Posts Tagged ‘oprofile’

Systemtap

May 27, 2009

So I promised a while ago to describe my systemtap experience.

My initial intent was to use dtrace, and as it isn’t available on Linux, I spent some time playing with OpenSolaris. In the course of my web searches I stumbled across Systemtap that is supposed to provide at least equivalent or sometimes better functionality. I won’t comment on that, because as soon as I found it, I abandoned dtrace. This is nothing against dtrace, but my primary development platform is Linux.

The task I was tackling was investigating performance for my ARM4 agent. In particular, I wanted to improve performance when run on machines with multiple cores to improve scalability. Conventional debuggers don’t really do this, and profilers only give you part of the picture… especially when multiple processes are involved. One question I had in particular was how much time I was spending waiting on mutual exclusions.

So I start playing with the example scripts. Overall it’s pretty easy. In fact, I probably spent as much time setting up a good test scenario as I did developing my systemtap scripts.
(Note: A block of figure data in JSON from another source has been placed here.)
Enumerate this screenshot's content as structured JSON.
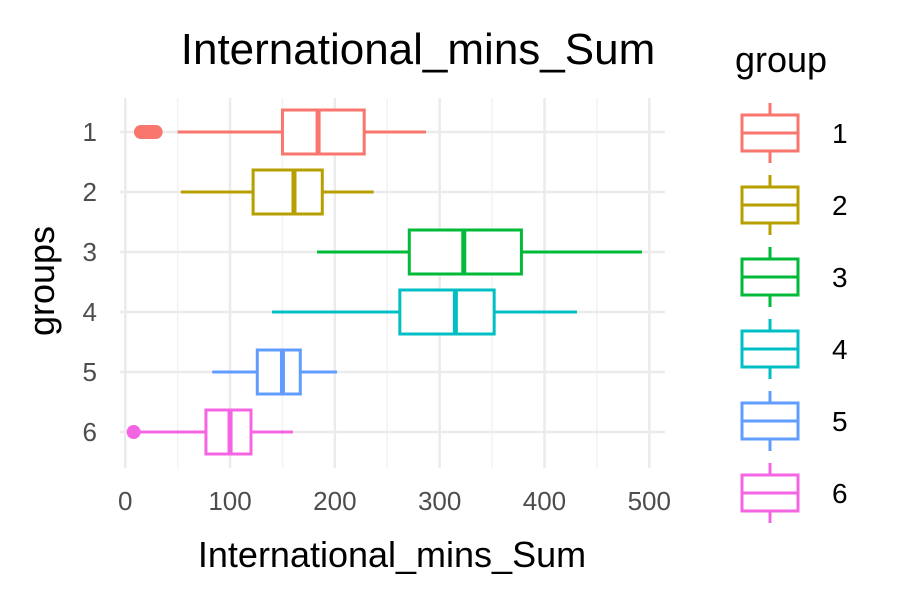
{
  "chart_data": {
    "type": "boxplot",
    "orientation": "horizontal",
    "title": "International_mins_Sum",
    "xlabel": "International_mins_Sum",
    "ylabel": "groups",
    "xlim": [
      -5,
      515
    ],
    "xticks": [
      0,
      100,
      200,
      300,
      400,
      500
    ],
    "categories": [
      "1",
      "2",
      "3",
      "4",
      "5",
      "6"
    ],
    "grid": true,
    "legend": {
      "title": "group",
      "position": "right"
    },
    "series": [
      {
        "name": "1",
        "color": "#F8766D",
        "min": 50,
        "q1": 150,
        "median": 184,
        "q3": 228,
        "max": 287,
        "outliers": [
          15,
          17,
          19,
          21,
          23,
          25,
          27,
          29
        ]
      },
      {
        "name": "2",
        "color": "#B79F00",
        "min": 53,
        "q1": 122,
        "median": 161,
        "q3": 188,
        "max": 237,
        "outliers": []
      },
      {
        "name": "3",
        "color": "#00BA38",
        "min": 183,
        "q1": 271,
        "median": 323,
        "q3": 378,
        "max": 493,
        "outliers": []
      },
      {
        "name": "4",
        "color": "#00BFC4",
        "min": 140,
        "q1": 262,
        "median": 315,
        "q3": 352,
        "max": 431,
        "outliers": []
      },
      {
        "name": "5",
        "color": "#619CFF",
        "min": 83,
        "q1": 126,
        "median": 150,
        "q3": 167,
        "max": 202,
        "outliers": []
      },
      {
        "name": "6",
        "color": "#F564E3",
        "min": 8,
        "q1": 77,
        "median": 100,
        "q3": 120,
        "max": 160,
        "outliers": [
          8
        ]
      }
    ]
  }
}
Their examples for monitoring IPCs are pretty good. Not stellar, but good.

I got a few surprises. Primarily, I was astonished to see how much time I was spending copying memory using message queues. This is by far the bulk of the time expended on a 2 core Opteron system. Secondly, I was astonished at just how difficult it is to monitor mutual exclusions!

Linux uses an exclusion mechanism called futexes. User space memory is used for the exclusion and the operations are fast. Unfortunately, at least with the version I was running on RHEL 5.2, you get no visibility into the user symbol tables. So your futex is displayed as a memory location. That’s pretty useless. I had to go back and modify my code to print all the relevant memory addresses just so I could see which one is which! This was a lot of work that definitely flies in the face of the non-intrusive measurement philosophy.

Overall, I’d rate the experience satisfactory, but systemtap still needs improvement.

I found a few areas where I could tweak my code and get significant performance improvements. I saw some areas where the architecture could be improved, but that’s another problem for another day.

I see rumours on the web of user space taps. It may exist already, but if it’s in the version I used, it’s unclear how to use it. A far more important task for systemtap developers in my mind would be reading program symbol tables. Knowing a futex is generating a hot spot is useless to me if I can’t find where the futex is!

Throughout this process, I’ve been amazed at how “almost” the development tools on Linux are. CodeAnalyst (oprofile) and Systemtap are both tools I need, and both come up short. As good as Linux is for writing code, I can’t fully do the work that needs to be done using the tools available. I still wind up testing on other machines.

I’d give systemtap a B, and Linux in general a C.